Cultiver les vertus pour prévenir la colère au quotidien

Tout processus d’apprentissage nécessite une pratique régulière en vue d’acquérir des automatismes. Il en est de même pour l’acquisition des vertus. Pour devenir tempérant, patient, indulgent et doux il faut poser des actes répétés de tempérance, de patience, d’indulgence et de douceur. On propose ainsi de consacrer une journée par semaine à cultiver chacune de ces vertus : par exemple, dédier le lundi à cultiver la tempérance, le mardi, à cultiver la patience, le mercredi, à cultiver l’indulgence, le jeudi, à cultiver la douceur, et le vendredi, à cultiver la vertu que l’on a moins réussi à exercer au cours des jours précédents ou à pratiquer les quatre vertus en même temps.

Lors du jour consacré à cultiver la tempérance, il s’agit de se priver de bon cœur de certains plaisirs sensuels pendant toute la journée. Il n’est pas anodin que toutes les grandes traditions religieuses (judaïsme, christianisme, islam, hindouisme, bouddhisme) recommandent le jeûne et l’abstinence comme instruments pour maîtriser ses sens et ses passions et ainsi s’élever spirituellement. Si cela paraît difficile, commencez par un effort modeste et tâchez, semaine après semaine, de le rendre plus significatif.

Lors du jour consacré à cultiver la patience, il s’agit de « s’armer de patience » pour désarmer sa colère, d’accueillir de bon cœur tout obstacle qui se dresse sur son chemin en se rappelant le fameux vers de La Fontaine dans la fable « Le lion et le rat » : « Patience et longueur de temps font plus que force ni que rage ». Si cela paraît difficile, rappelez-vous un épisode de votre vie où vous avez bénéficié de la patience des autres, sachez leur en être reconnaissant et utilisez cette gratitude pour faire preuve de patience à votre tour.

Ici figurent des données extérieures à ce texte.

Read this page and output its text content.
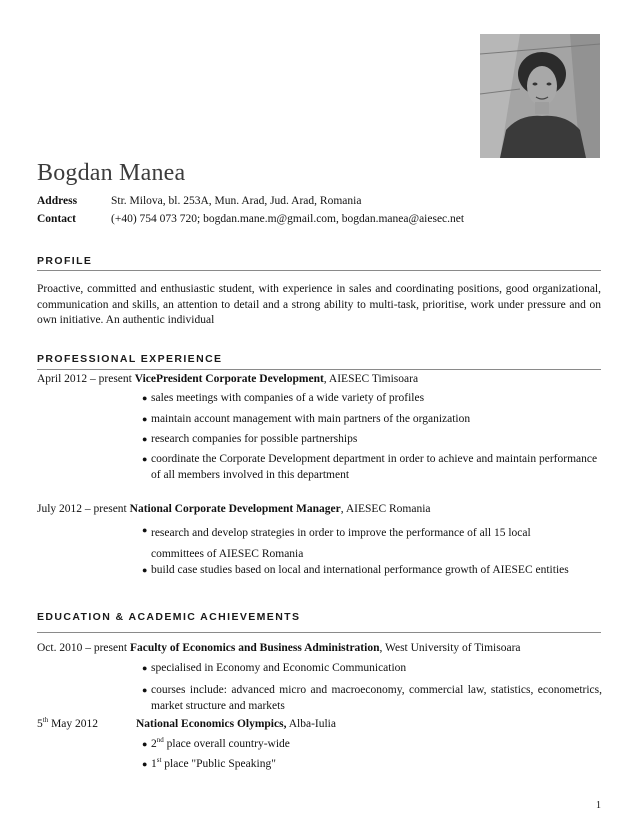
Bogdan Manea
Address	Str. Milova, bl. 253A, Mun. Arad, Jud. Arad, Romania
Contact	(+40) 754 073 720; bogdan.mane.m@gmail.com, bogdan.manea@aiesec.net
PROFILE
Proactive, committed and enthusiastic student, with experience in sales and coordinating positions, good organizational, communication and skills, an attention to detail and a strong ability to multi-task, prioritise, work under pressure and on own initiative. An authentic individual
PROFESSIONAL EXPERIENCE
April 2012 – present VicePresident Corporate Development, AIESEC Timisoara
● sales meetings with companies of a wide variety of profiles
● maintain account management with main partners of the organization
● research companies for possible partnerships
● coordinate the Corporate Development department in order to achieve and maintain performance of all members involved in this department
July 2012 – present National Corporate Development Manager, AIESEC Romania
● research and develop strategies in order to improve the performance of all 15 local committees of AIESEC Romania
● build case studies based on local and international performance growth of AIESEC entities
EDUCATION & ACADEMIC ACHIEVEMENTS
Oct. 2010 – present Faculty of Economics and Business Administration, West University of Timisoara
● specialised in Economy and Economic Communication
● courses include: advanced micro and macroeconomy, commercial law, statistics, econometrics, market structure and markets
5th May 2012	National Economics Olympics, Alba-Iulia
● 2nd place overall country-wide
● 1st place "Public Speaking"
1
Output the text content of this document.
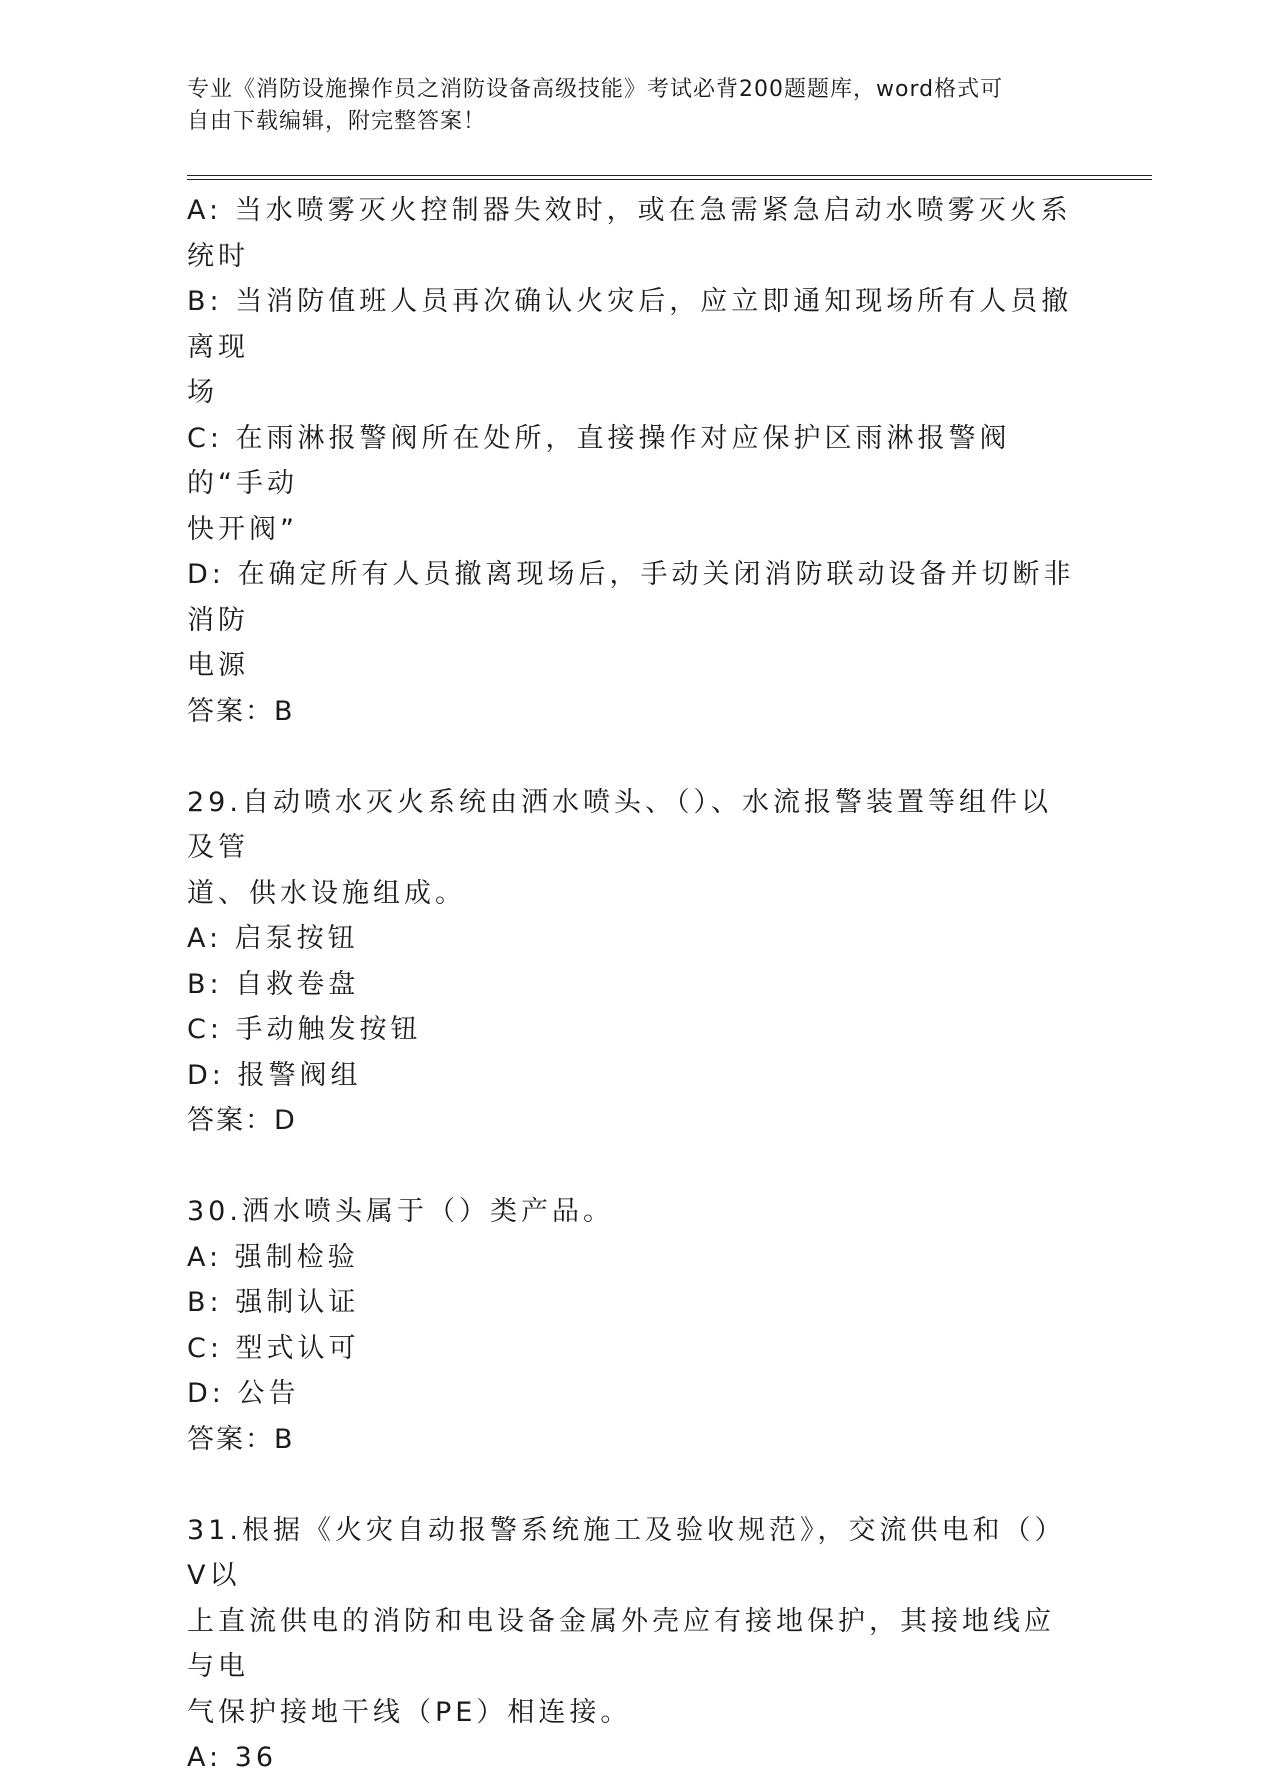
专业《消防设施操作员之消防设备高级技能》考试必背200题题库，word格式可
自由下载编辑，附完整答案！
A: 当水喷雾灭火控制器失效时，或在急需紧急启动水喷雾灭火系统时
B: 当消防值班人员再次确认火灾后，应立即通知现场所有人员撤离现
场
C: 在雨淋报警阀所在处所，直接操作对应保护区雨淋报警阀的“手动
快开阀”
D: 在确定所有人员撤离现场后，手动关闭消防联动设备并切断非消防
电源
答案：B
29.自动喷水灭火系统由洒水喷头、（）、水流报警装置等组件以及管
道、供水设施组成。
A: 启泵按钮
B: 自救卷盘
C: 手动触发按钮
D: 报警阀组
答案：D
30.洒水喷头属于（）类产品。
A: 强制检验
B: 强制认证
C: 型式认可
D: 公告
答案：B
31.根据《火灾自动报警系统施工及验收规范》，交流供电和（）V以
上直流供电的消防和电设备金属外壳应有接地保护，其接地线应与电
气保护接地干线（PE）相连接。
A: 36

Lors du jour consacré à cultiver l’indulgence, il s’agit de se montrer compréhensif et bienveillant envers toute personne qui vous contrarie, d’accueillir de bon cœur ses défauts et ses faiblesses et de lui pardonner ses erreurs et ses offenses. Si cela paraît difficile, rappelez-vous un épisode de votre vie où vous avez bénéficié de l’indulgence des autres, sachez leur en être reconnaissant et utilisez cette gratitude pour faire preuve d’indulgence à votre tour.

Lors du jour consacré à cultiver la douceur, il s’agit de se laisser fléchir par la douceur, de se rendre proprement inoffensif, incapable de blesser quiconque en se rappelant le fameux vers de La Fontaine dans la fable « Phébus et Borée » : « Plus fait douceur que violence ». Parce qu’elle nous désarme, la douceur tend aussi à désarmer autrui, à abaisser ses défenses et à neutraliser son agressivité. On peut tout obtenir par la douceur car on touche autrui et l’émeut. Littéralement, « on le prend par les sentiments ». Si cela paraît difficile, rappelez-vous un épisode de votre vie où vous avez bénéficié de la douceur des autres, sachez leur en être reconnaissant et utilisez cette gratitude pour faire preuve de douceur à votre tour.

Outre cultiver ces quatre vertus, on peut aussi prévenir la colère en cultivant les émotions qui la neutralisent : la joie, l’admiration et la gratitude. Tant que l’on ressent l’une de ces émotions, il est difficile de se mettre en colère. En outre, ces émotions prédisposent à la tempérance, la patience, l’indulgence et la douceur.